The book begins with a chapter entitled, “Modeling Concepts, Visualization, and Interpretation,” which includes a heavy emphasis on the articulation of results as well as understanding what those results mean in context of the application. This emphasis was a result of Yokley’s experience teaching upper-level mathematics courses and realizing the foundational importance of interpretation. The first chapter of the book is accessible to students with a Calculus I background, and the textbook contains multiple activities that incorporate writing or discussion.
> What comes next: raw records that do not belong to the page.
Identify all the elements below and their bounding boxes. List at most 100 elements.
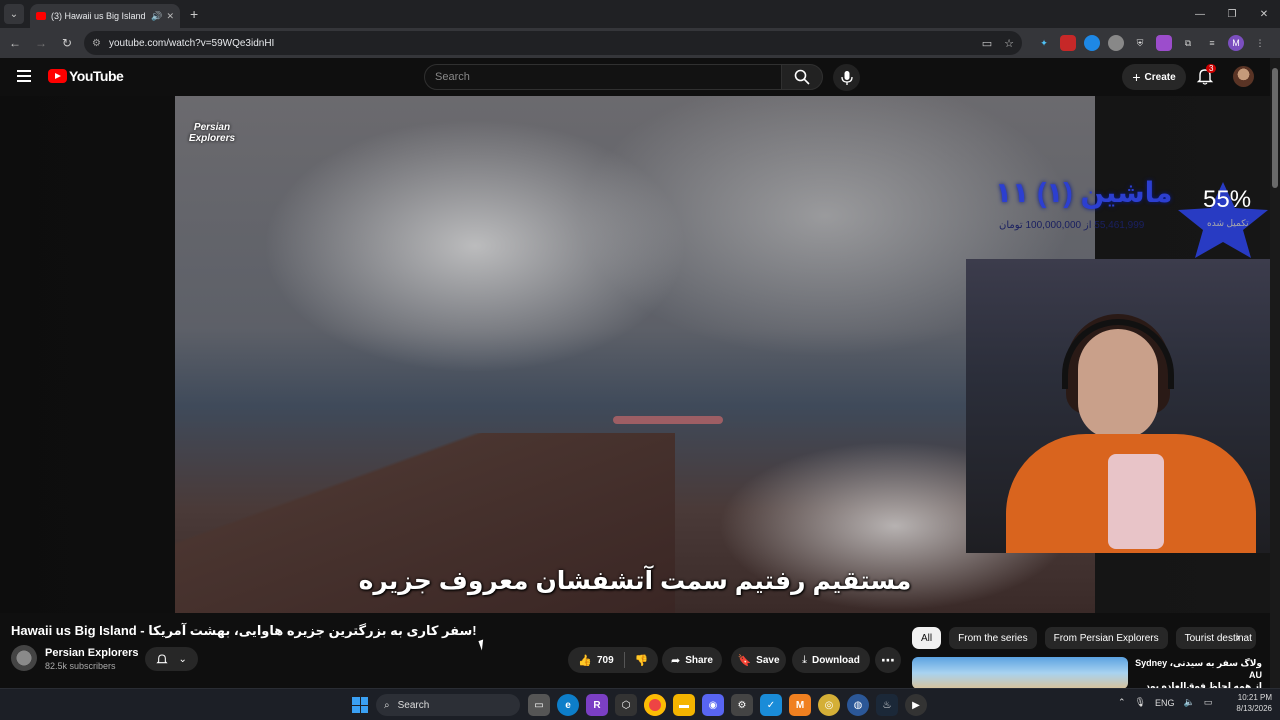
- plus-icon: +: [1132, 69, 1141, 85]
- app-icon-check[interactable]: ✓: [760, 694, 782, 716]
- like-button[interactable]: 👍 709: [568, 647, 624, 673]
- voice-search-button[interactable]: [833, 64, 860, 91]
- extensions-area: ✦ ⛨ ⧉ ≡ M ⋮: [1032, 35, 1272, 51]
- app-icon-cube[interactable]: ⬡: [615, 694, 637, 716]
- subscription-bell-button[interactable]: ⌄: [145, 647, 198, 671]
- windows-taskbar: ⌕ Search ▭ e R ⬡ ▬ ◉ ⚙ ✓ M ◎ ◍ ♨ ▶ ⌃ 🎙 E…: [0, 688, 1280, 720]
- folder-icon[interactable]: ▬: [673, 694, 695, 716]
- streamer-webcam: [966, 259, 1270, 553]
- forward-button[interactable]: →: [30, 32, 52, 54]
- back-button[interactable]: ←: [4, 32, 26, 54]
- chip-all[interactable]: All: [912, 627, 942, 649]
- taskbar-search[interactable]: ⌕ Search: [376, 694, 520, 716]
- taskbar-apps: ▭ e R ⬡ ▬ ◉ ⚙ ✓ M ◎ ◍ ♨ ▶: [528, 694, 934, 716]
- scrollbar-thumb[interactable]: [1272, 68, 1278, 188]
- save-label: Save: [756, 654, 780, 666]
- browser-tab-strip: ⌄ (3) Hawaii us Big Island - س... 🔊 ✕ + …: [0, 0, 1280, 28]
- bell-icon: [156, 654, 168, 664]
- reload-button[interactable]: ↻: [56, 32, 78, 54]
- recommended-video-thumbnail[interactable]: [912, 657, 1128, 689]
- create-button[interactable]: + Create: [1122, 64, 1186, 90]
- chevron-right-icon[interactable]: ›: [1236, 630, 1240, 644]
- cast-icon[interactable]: ▭: [982, 37, 992, 50]
- like-count: 709: [597, 654, 614, 666]
- share-button[interactable]: ➦ Share: [662, 647, 722, 673]
- profile-avatar[interactable]: M: [1228, 35, 1244, 51]
- account-avatar[interactable]: [1233, 66, 1254, 87]
- search-input[interactable]: Search: [424, 64, 782, 90]
- audio-playing-icon[interactable]: 🔊: [151, 11, 162, 22]
- bookmark-star-icon[interactable]: ☆: [1004, 37, 1014, 50]
- search-button[interactable]: [781, 64, 823, 90]
- app-icon-coin[interactable]: ◎: [818, 694, 840, 716]
- address-bar[interactable]: ⚙ youtube.com/watch?v=59WQe3idnHI ▭ ☆: [84, 31, 1022, 55]
- taskbar-search-label: Search: [397, 699, 430, 711]
- youtube-logo-text: YouTube: [69, 68, 124, 84]
- chip-from-channel[interactable]: From Persian Explorers: [1044, 627, 1168, 649]
- speaker-icon[interactable]: 🔈: [1184, 697, 1195, 708]
- extension-icon-1[interactable]: ✦: [1036, 35, 1052, 51]
- taskbar-clock[interactable]: 10:21 PM 8/13/2026: [1228, 693, 1272, 715]
- minimize-button[interactable]: —: [1184, 0, 1216, 28]
- notifications-button[interactable]: 3: [1196, 64, 1217, 87]
- steam-icon[interactable]: ♨: [876, 694, 898, 716]
- extension-icon-6[interactable]: [1156, 35, 1172, 51]
- tab-close-icon[interactable]: ✕: [166, 11, 174, 22]
- app-icon-m[interactable]: M: [789, 694, 811, 716]
- language-indicator[interactable]: ENG: [1155, 698, 1175, 708]
- extension-icon-2[interactable]: [1060, 35, 1076, 51]
- reading-list-icon[interactable]: ≡: [1204, 35, 1220, 51]
- tray-overflow-icon[interactable]: ⌃: [1118, 697, 1126, 708]
- url-text: youtube.com/watch?v=59WQe3idnHI: [108, 37, 275, 49]
- shield-icon[interactable]: ⛨: [1132, 35, 1148, 51]
- download-button[interactable]: ⤓ Download: [792, 647, 870, 673]
- file-explorer-icon[interactable]: ▭: [528, 694, 550, 716]
- windows-start-icon[interactable]: [352, 697, 368, 713]
- search-placeholder: Search: [435, 71, 470, 83]
- discord-icon[interactable]: ◉: [702, 694, 724, 716]
- browser-tab-active[interactable]: (3) Hawaii us Big Island - س... 🔊 ✕: [30, 4, 180, 28]
- channel-avatar[interactable]: [11, 645, 37, 671]
- more-actions-button[interactable]: ⋯: [875, 647, 901, 673]
- new-tab-button[interactable]: +: [190, 6, 198, 22]
- extension-icon-4[interactable]: [1108, 35, 1124, 51]
- goal-title: ماشین (۱) ۱۱: [995, 177, 1173, 208]
- app-icon-settings[interactable]: ⚙: [731, 694, 753, 716]
- headset-icon: [1062, 319, 1174, 389]
- system-tray: ⌃ 🎙 ENG 🔈 ▭: [1118, 697, 1221, 708]
- restore-button[interactable]: ❐: [1216, 0, 1248, 28]
- page-scrollbar[interactable]: [1270, 58, 1280, 692]
- r-app-icon[interactable]: R: [586, 694, 608, 716]
- dislike-button[interactable]: 👎: [625, 647, 658, 673]
- tab-search-button[interactable]: ⌄: [4, 4, 24, 24]
- microphone-icon: [840, 70, 853, 85]
- video-title: Hawaii us Big Island - سفر کاری به بزرگت…: [11, 623, 477, 638]
- browser-menu-icon[interactable]: ⋮: [1252, 35, 1268, 51]
- close-window-button[interactable]: ✕: [1248, 0, 1280, 28]
- browser-toolbar: ← → ↻ ⚙ youtube.com/watch?v=59WQe3idnHI …: [0, 28, 1280, 58]
- menu-icon[interactable]: [17, 70, 31, 82]
- video-frame[interactable]: [175, 96, 1095, 613]
- download-icon: ⤓: [802, 653, 808, 666]
- app-icon-globe[interactable]: ◍: [847, 694, 869, 716]
- channel-watermark[interactable]: Persian Explorers: [182, 108, 242, 158]
- clock-date: 8/13/2026: [1236, 703, 1272, 713]
- extension-icon-3[interactable]: [1084, 35, 1100, 51]
- edge-icon[interactable]: e: [557, 694, 579, 716]
- channel-name[interactable]: Persian Explorers: [45, 647, 139, 659]
- puzzle-icon[interactable]: ⧉: [1180, 35, 1196, 51]
- media-player-icon[interactable]: ▶: [905, 694, 927, 716]
- chip-from-series[interactable]: From the series: [949, 627, 1037, 649]
- chip-tourist-destinations[interactable]: Tourist destinat: [1175, 627, 1256, 649]
- network-icon[interactable]: ▭: [1204, 697, 1213, 708]
- related-filter-chips: All From the series From Persian Explore…: [912, 627, 1264, 649]
- youtube-play-icon: [48, 69, 67, 83]
- microphone-icon[interactable]: 🎙: [1135, 697, 1146, 708]
- goal-percent: 55%: [1203, 186, 1252, 213]
- save-button[interactable]: 🔖 Save: [731, 647, 786, 673]
- site-info-icon[interactable]: ⚙: [92, 38, 101, 49]
- search-icon: ⌕: [384, 699, 390, 711]
- youtube-logo[interactable]: YouTube: [48, 68, 124, 84]
- goal-amount: 55,461,999 از 100,000,000 تومان: [999, 220, 1145, 231]
- chrome-icon[interactable]: [644, 694, 666, 716]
Additionally, Yokley is currently assisting the development of a website repository for educational modeling resources, the Math Modeling Hub, which is funded by the Consortium for Mathematics and its Applications (COMAP), National Council of Teachers of Mathematics (NCTM) and Society for Industrial and Applied Mathematics (SIAM).
Luke has taught various undergraduate mathematics courses, from college algebra to differential equations. His classroom expertise and experience designing class projects for students enrolled in the honor’s program at N.C. A&T have led to the book’s straightforward but entertaining approach to differential equation modeling. Luke has served as faculty mentor for several undergraduate and master’s-level students who have completed research projects involving differential equations modeling. Additionally, he served as the director of the 2015 N.C. A&T Biomathematics Institute Research Experience for Undergraduates. He currently serves as the Coordinator of Student Success for the Department of Mathematics at N.C. A&T.
Arangala has taught MTH 343 multiple times, mostly after the course was updated to require a pre-requisite of MTH 231: Linear Algebra. Arangala has a passion for applying modeling techniques based in Linear Algebra and Simulation to problems in a variety of fields. She has worked and published with undergraduates on multiple modeling projects, and many of the related applications are incorporated into this text. Arangala and Yokley also work with a research modeling team of students that focus on describing the spread of Dengue fever. Students on this team have focused on both differential and simulation models related to transmission, prevention, and cost.
The three authors’ research experiences include using mathematics with several applications, such as toxicology, epidemiology, games, music genomics, advertising, folklore, acoustics, biomechanics and advertising. As a result, the textbook has problems related to various applications ranging from controlling elephant populations to designing ice cream cones.
“Mathematical Modeling: Branching Beyond Calculus” was published by CRC Press: Taylor & Francis Group in February 2018.